Why were you going to give up mahi-mahi even if it was dolphin?
Octopus, because dolphins are clever and intelligent. And I do try not to eat clever and intelligent mammals, really. I know that like everyone else I am a hypocrite in my meat-eating but for Og’s sake they are dolphins.
Go ahead and enjoy your dolphin (fish) in good conscience – and with some soy sauce, pepper, and lemon juice.
You’re too good for him 'Mika Course I love ya almost as much as I do my Louis Vuitton luggage so I think everybody’s too good for you, so what do I know.
I say, next time y’all go out together, ask the waiter if the Mahi Mahi is really, really fresh dolphin, cause that’s the only way you like your dolphin.
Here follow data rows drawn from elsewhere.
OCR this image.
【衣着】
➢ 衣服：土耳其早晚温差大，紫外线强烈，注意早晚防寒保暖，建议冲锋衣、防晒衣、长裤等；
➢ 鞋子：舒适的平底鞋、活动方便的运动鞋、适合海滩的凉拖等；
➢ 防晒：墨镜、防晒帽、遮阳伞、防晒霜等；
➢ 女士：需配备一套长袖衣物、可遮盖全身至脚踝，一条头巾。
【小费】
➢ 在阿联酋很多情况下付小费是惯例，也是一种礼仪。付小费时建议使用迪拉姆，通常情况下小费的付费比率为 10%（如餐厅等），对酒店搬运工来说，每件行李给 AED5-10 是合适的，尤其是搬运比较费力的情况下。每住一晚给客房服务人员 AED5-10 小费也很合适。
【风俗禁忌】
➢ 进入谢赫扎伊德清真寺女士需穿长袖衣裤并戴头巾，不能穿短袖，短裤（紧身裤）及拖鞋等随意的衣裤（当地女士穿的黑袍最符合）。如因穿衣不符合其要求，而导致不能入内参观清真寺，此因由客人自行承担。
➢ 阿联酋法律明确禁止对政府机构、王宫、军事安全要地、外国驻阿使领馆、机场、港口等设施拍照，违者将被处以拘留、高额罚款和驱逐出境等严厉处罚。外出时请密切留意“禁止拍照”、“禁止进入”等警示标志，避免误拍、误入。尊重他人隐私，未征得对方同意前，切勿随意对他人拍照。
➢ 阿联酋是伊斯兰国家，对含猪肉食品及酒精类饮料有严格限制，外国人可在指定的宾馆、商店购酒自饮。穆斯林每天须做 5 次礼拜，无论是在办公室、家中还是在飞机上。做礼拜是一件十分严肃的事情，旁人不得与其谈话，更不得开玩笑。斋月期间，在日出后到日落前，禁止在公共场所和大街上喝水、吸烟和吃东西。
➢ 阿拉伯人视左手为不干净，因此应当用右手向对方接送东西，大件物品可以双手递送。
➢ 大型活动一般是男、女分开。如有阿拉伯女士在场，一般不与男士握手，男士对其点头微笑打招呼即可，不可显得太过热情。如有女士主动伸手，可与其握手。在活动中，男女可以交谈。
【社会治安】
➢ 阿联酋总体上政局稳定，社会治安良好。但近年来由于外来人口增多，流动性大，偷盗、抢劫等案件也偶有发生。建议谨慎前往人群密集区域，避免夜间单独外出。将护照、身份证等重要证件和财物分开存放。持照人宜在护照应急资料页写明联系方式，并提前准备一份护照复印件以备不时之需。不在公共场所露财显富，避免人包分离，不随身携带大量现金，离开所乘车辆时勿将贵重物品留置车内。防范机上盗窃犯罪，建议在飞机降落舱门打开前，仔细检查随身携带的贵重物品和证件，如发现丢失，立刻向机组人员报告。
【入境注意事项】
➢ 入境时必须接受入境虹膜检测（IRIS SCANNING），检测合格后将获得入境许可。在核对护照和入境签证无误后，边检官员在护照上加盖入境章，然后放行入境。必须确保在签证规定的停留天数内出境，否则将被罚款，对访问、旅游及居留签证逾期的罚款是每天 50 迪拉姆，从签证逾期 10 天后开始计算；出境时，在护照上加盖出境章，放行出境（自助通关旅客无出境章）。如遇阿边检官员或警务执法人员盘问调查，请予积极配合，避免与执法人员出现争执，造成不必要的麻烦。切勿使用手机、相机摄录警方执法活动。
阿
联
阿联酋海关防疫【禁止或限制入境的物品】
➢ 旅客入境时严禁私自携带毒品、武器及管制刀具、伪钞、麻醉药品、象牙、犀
Or, take him out to the marina and tell him you want him to pick you out a really good lookin’ dolphin cause you’re craving some good dolphin meat!
Then again, tell him you’ve become vegan, so no more tube steak for you!
Or, just slap him upside the head and tell him you are a doper, and thus waaaaaay too smart already. I like this idea the best.
Awwww, thanks! I love you too, swampy!
I tried this but he pointed out - truthfully - that I would regret that as much as him.
I like this one, too. Here goes!
So, did ya give him a real good :smack: ?
Did you ever see the Fish-Slapping Dance? Do that.
Read The Scrivener’s link.
Feed him spaghetti squash in stead of pasta one night. This only works if he freaks at the thought of squash.
Curious thing is, mahi is the Persian word for fish. So in Persian mahi mahi means something like ‘the fish of the fish’.
No, that should work for anyone. Spaghetti squash is OK in its own right, but a substitute for pasta it is not.